De son côté, Adgwa-Ata de Zsuzsanna KREIF nous immerge dans un univers aux couleurs ultra-pop, pour raconter le passage à l’âge adulte des adolescentes. Pour réussir cette épreuve de la vie, elles doivent apprendre à dompter leurs serpents qui représentent à la fois une figure phallique et, dans le même temps, des valeurs de sagesse, de renaissance et de transformation, d’après la réalisatrice dans son interview lors de la Semaine de la critique à Cannes. Au-delà de cette alliance d’idées confuses autour du sujet du rituel de passage, il est surprenant de noter, dans un film qui parle de diktat et de normes sociales imposées aux jeunes filles, l’absence complète des hommes, rendant les « cheffes » du mouvement violent, moins compréhensibles et moins complètes dans leurs intentions. De plus, la représentation de cultures diverses (mélangées sans raisons, ni cohérence apparente) dont le seul but semble être de nourrir une esthétique cliché « exotique » et « sauvage », rappelle des habitudes un peu anciennes chez les Européens en mal de voyage. Cette utilisation des symboles d’autrui dans un décor fourre-tout, au service de problématiques occidentales, niant ainsi leur indissociable tissu culturel, marque un décalage dérangeant, qui rend d’autant plus confuse la lecture du film.

Dans la même thématique, La Madonne au fandango, relecture féministe et chantée de l’Histoire réalisée par Marcy PAGE, met en avant des icônes féminines internationales en mêlant pixilation, stop-motion et peinture sur les fameux azulejos portugais. S’il est toujours intéressant de rappeler les principes et valeurs du féminisme, on peut tout de même s’interroger sur l’absence de représentation claire de figures portugaises dans ce récit presque catalogue de femmes marquantes, alors que le médium semble être un appel aux origines de création du film. Il offre malgré tout un moment très agréable dans cette compétition, alliant pédagogie et musique sur un rythme entraînant.

Une vision cynique

Le festival n’a pas pour habitude de conserver l’idée que l’animation est seulement pour les enfants. La compétition off-limit ou encore WTF peuvent en témoigner, et les officielles ne dérogent pas non plus à la règle.
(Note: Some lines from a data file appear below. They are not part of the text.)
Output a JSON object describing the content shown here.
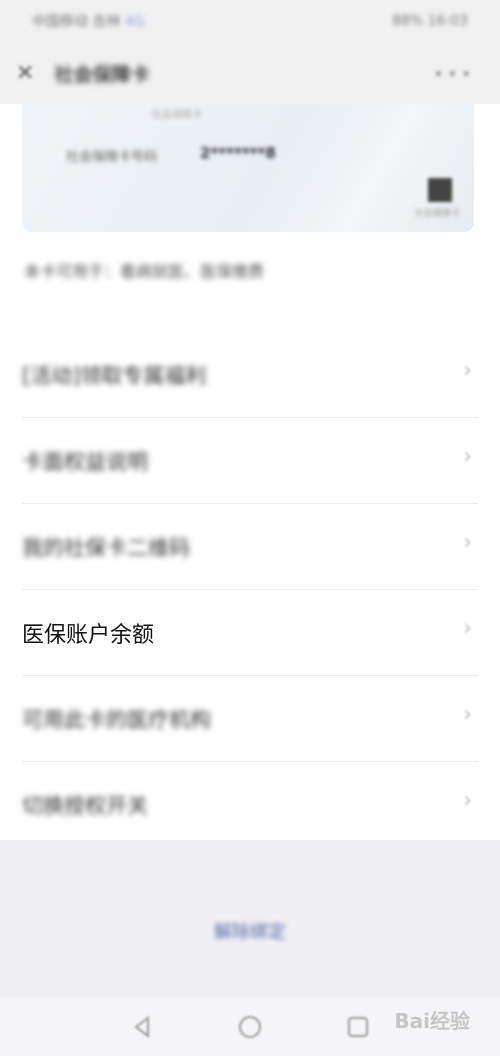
{
  "status_bar": {
    "left_text": "中国移动 吉林",
    "left_highlight": "4G",
    "right_text": "88% 16:03"
  },
  "title_bar": {
    "close_icon": "close-icon",
    "title": "社会保障卡",
    "more_icon": "more-dots-icon"
  },
  "card": {
    "top_line": "社会保障卡",
    "number_label": "社会保障卡号码",
    "number_value": "2*******8",
    "qr_icon": "qr-code-icon",
    "qr_caption": "社会保障卡"
  },
  "hint": "本卡可用于：看病就医、医保缴费",
  "menu": [
    {
      "label": "[活动]领取专属福利",
      "chevron": "chevron-right-icon"
    },
    {
      "label": "卡面权益说明",
      "chevron": "chevron-right-icon"
    },
    {
      "label": "我的社保卡二维码",
      "chevron": "chevron-right-icon"
    },
    {
      "label": "医保账户余额",
      "chevron": "chevron-right-icon"
    },
    {
      "label": "可用此卡的医疗机构",
      "chevron": "chevron-right-icon"
    },
    {
      "label": "切换授权开关",
      "chevron": "chevron-right-icon"
    }
  ],
  "footer_link": "解除绑定",
  "nav": {
    "back_icon": "back-triangle-icon",
    "home_icon": "home-circle-icon",
    "recent_icon": "recent-square-icon"
  },
  "watermark": "Bai经验"
}
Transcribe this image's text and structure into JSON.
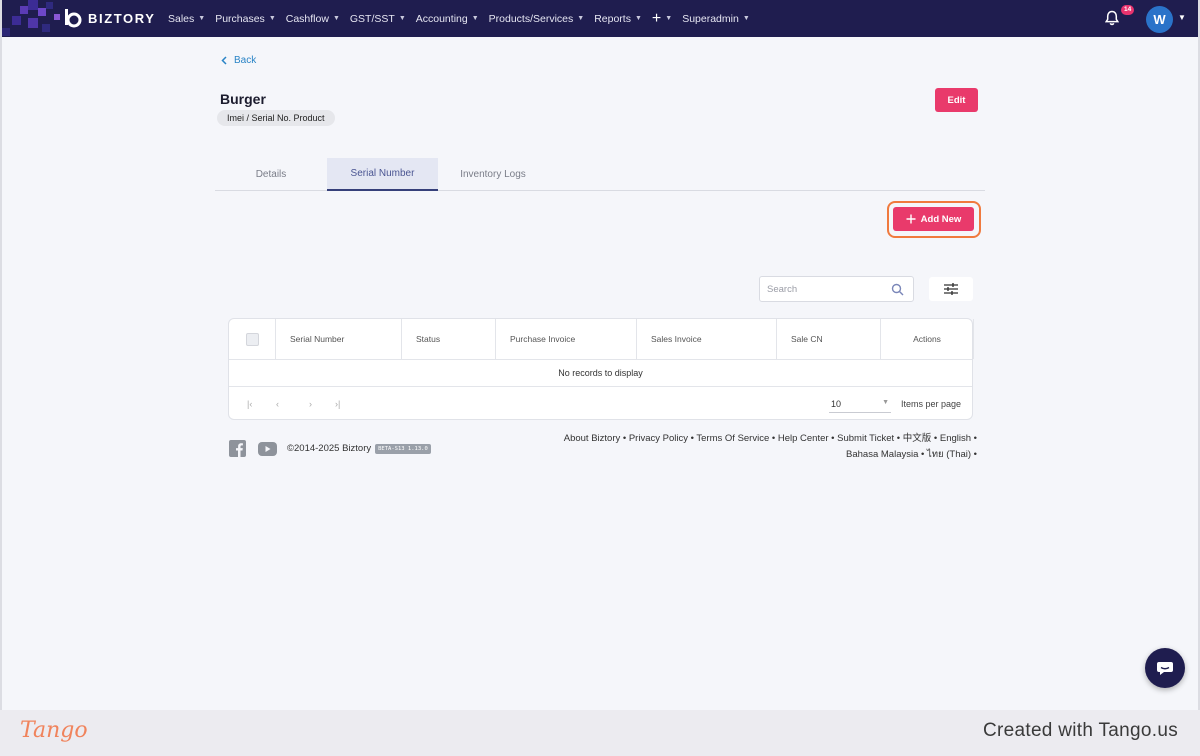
{
  "nav": {
    "brand": "BIZTORY",
    "menu": [
      {
        "label": "Sales"
      },
      {
        "label": "Purchases"
      },
      {
        "label": "Cashflow"
      },
      {
        "label": "GST/SST"
      },
      {
        "label": "Accounting"
      },
      {
        "label": "Products/Services"
      },
      {
        "label": "Reports"
      },
      {
        "label": "+"
      },
      {
        "label": "Superadmin"
      }
    ],
    "notification_count": "14",
    "avatar_initial": "W"
  },
  "page": {
    "back_label": "Back",
    "title": "Burger",
    "product_type": "Imei / Serial No. Product",
    "edit_label": "Edit"
  },
  "tabs": [
    {
      "label": "Details",
      "active": false
    },
    {
      "label": "Serial Number",
      "active": true
    },
    {
      "label": "Inventory Logs",
      "active": false
    }
  ],
  "toolbar": {
    "add_new_label": "Add New",
    "search_placeholder": "Search"
  },
  "grid": {
    "columns": [
      "Serial Number",
      "Status",
      "Purchase Invoice",
      "Sales Invoice",
      "Sale CN",
      "Actions"
    ],
    "empty_message": "No records to display",
    "page_size": "10",
    "items_per_page_label": "Items per page"
  },
  "footer": {
    "copyright": "©2014-2025 Biztory",
    "version": "BETA-S13 1.13.0",
    "links_line1": "About Biztory • Privacy Policy • Terms Of Service • Help Center • Submit Ticket • 中文版 • English •",
    "links_line2": "Bahasa Malaysia • ไทย (Thai) •"
  },
  "tango": {
    "logo": "Tango",
    "credit": "Created with Tango.us"
  },
  "colors": {
    "navbar": "#1f1d4f",
    "accent": "#e93a6b",
    "highlight": "#f07a3e",
    "link": "#2a84c6"
  }
}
Certains s’amusent même avec cette frontière, entre le doux et l’amer comme Uka-Uka d’Henri VEERMÄE. À travers le regard d’un enfant très, voire trop curieux, on suit son quotidien : son ennui, sa relation avec ses grands-parents, jusqu’à ce que sa curiosité finisse par lui coûter cher lors d’une partie de cache-cache (Aïe). Un point de vue particulier sur cette qualité qu’on nomme souvent comme un défaut.

Two ice creams please de Jasmine ELSEN, nous emmène dans l’aventure de deux sœurs qui se sont perdues lors d’une balade dans la jungle. Alors que la faim commence à se faire ressentir tant les secours tardent à arriver, des visions glacées accaparent petit à petit l’esprit de l’une des sœurs jusqu’à troubler son discernement de la réalité. Le dialogue très vivant nous fait oublier la dangerosité de la situation, permettant ainsi une discrète montée en tension, tout en gardant le flou sur la résolution finale.

Plus doux mais sûrement plus amer : la guerre ternit nos histoires les plus belles et frustre nos débuts inachevés. Quand la mer était calme de Mamuka TKESHELASHVILI nous raconte avec nostalgie un désir qui n’a jamais eu de conclusion car stoppé par le conflit politique géorgien. Une histoire coupée (trop) court, qui montre la brutalité des absences engendrées par la guerre, sans qu’il ne soit non plus question de tragédie larmoyante.

Quand la mer n’est plus calme, le monde part petit à petit en fumée, voire jusqu’à brûler dans Please d’Anna MANTZARIS. Mais malgré une vision très cynique de la société, ce court inverse petit à petit la tendance pessimiste pour révéler un chaos de libération et d’amour dans un final musical enflammé. Cet éclatement de lâcher-prise lui aura valu de remporter un prix.

Ces films rappellent à quel point la stop-motion reste le médium parfait pour créer une ambiguïté et implanter une ambiance étrange, parfois proche du malaise.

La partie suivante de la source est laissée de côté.